Handwashing has religious significance. The Jewish Law still holds requirements for the washing of hands for numerous practical and ceremonial reasons. At times the custom of a blessing being offered as the water is poured on the hands of the priest or rabbi is followed. The custom has developed to recite the blessing only after he has poured water over his hands and has rubbed them together, while they are raised in the air to the height of his chin, prior to his drying them with a towel.
Jesus was raised with Jewish laws and customs of handwashing. He did refer to washing with water during his earthly ministry. In fact, the night before His death He introduced His disciples to footwashing and drying with a towel. This was only customary for servants to perform in that early first century period.
The Apostle Peter would have nothing of it, "you will never wash my feet." Jn 13:8. Jesus knew exactly what He was doing following that last dinner with His disciples. He always knows what He is doing in our lives too. He tells us that He only does what He sees His Father doing, He only speaks what He hears His Father saying. Can it be any different for me and you? Most likely not.
Jesus responded to Peter's repulsion to His odd act of love that inverted his Kingdom paradigm on its head. He told Peter that if Peter doesn't let Him wash him, he would not be one of His disciples, not now or ever. Peter apparently got the gist of what Jesus was saying as he responded to the Master, "not just my feet but my hands and my head as well!"

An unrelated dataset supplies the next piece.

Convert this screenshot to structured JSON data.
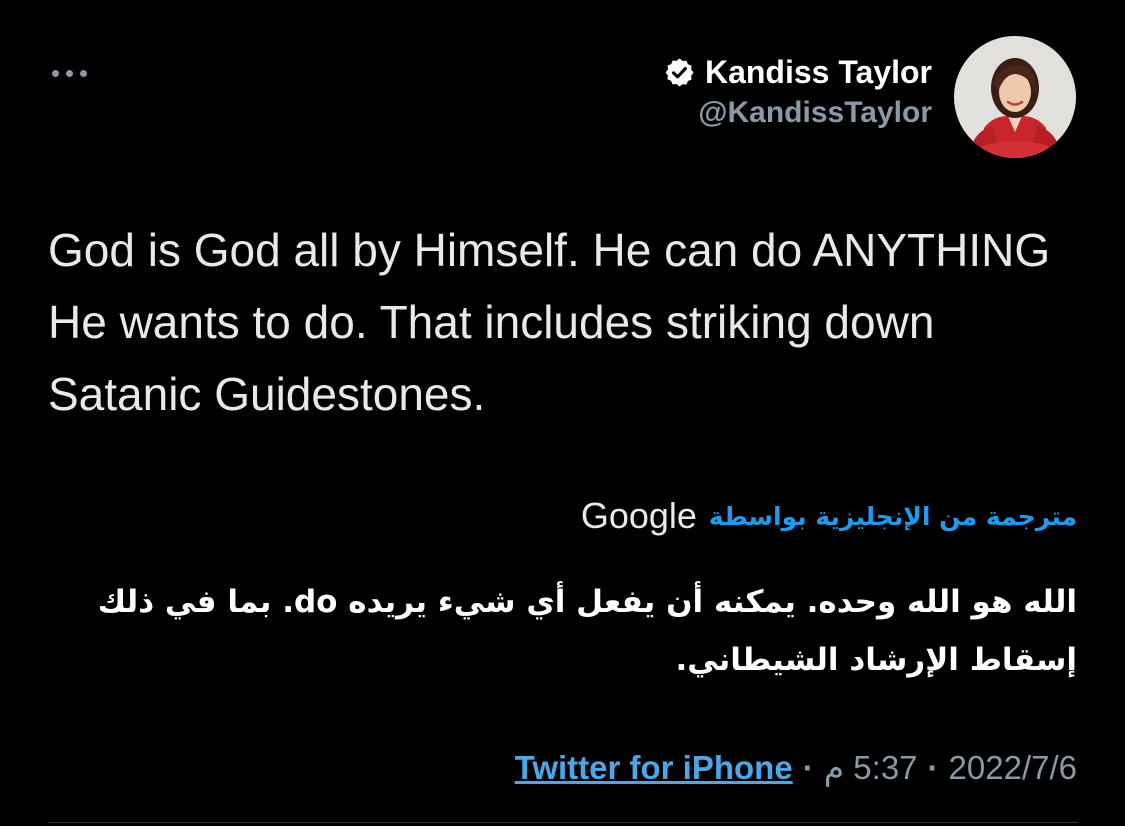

Jesus cleans us up not for physical hygiene purposes, but for spiritual hygiene reasons. He first makes us spiritually clean, in our heart, with His word, Jn 15:3, and then directs his followers to take up His custom of washing one another's feet. Again, Jesus is instituting a spiritual custom, not a physical hygiene custom. He demonstrated serving one another and invites you and me into this beautiful practice of serving those around us, in our families, workplaces, classrooms, and neighborhoods. This is a Kingdom principle for Kingdom servants and for a Kingdom purpose. No servant is greater than his or her Master.
Washing each other's feet is not exclusive for the Lenten season, but every season of the year. Yet, there is one pre-requisite. We must first be cleansed by Him before we can effectively serve one another, and it won't require soap and water. Has Jesus washed you?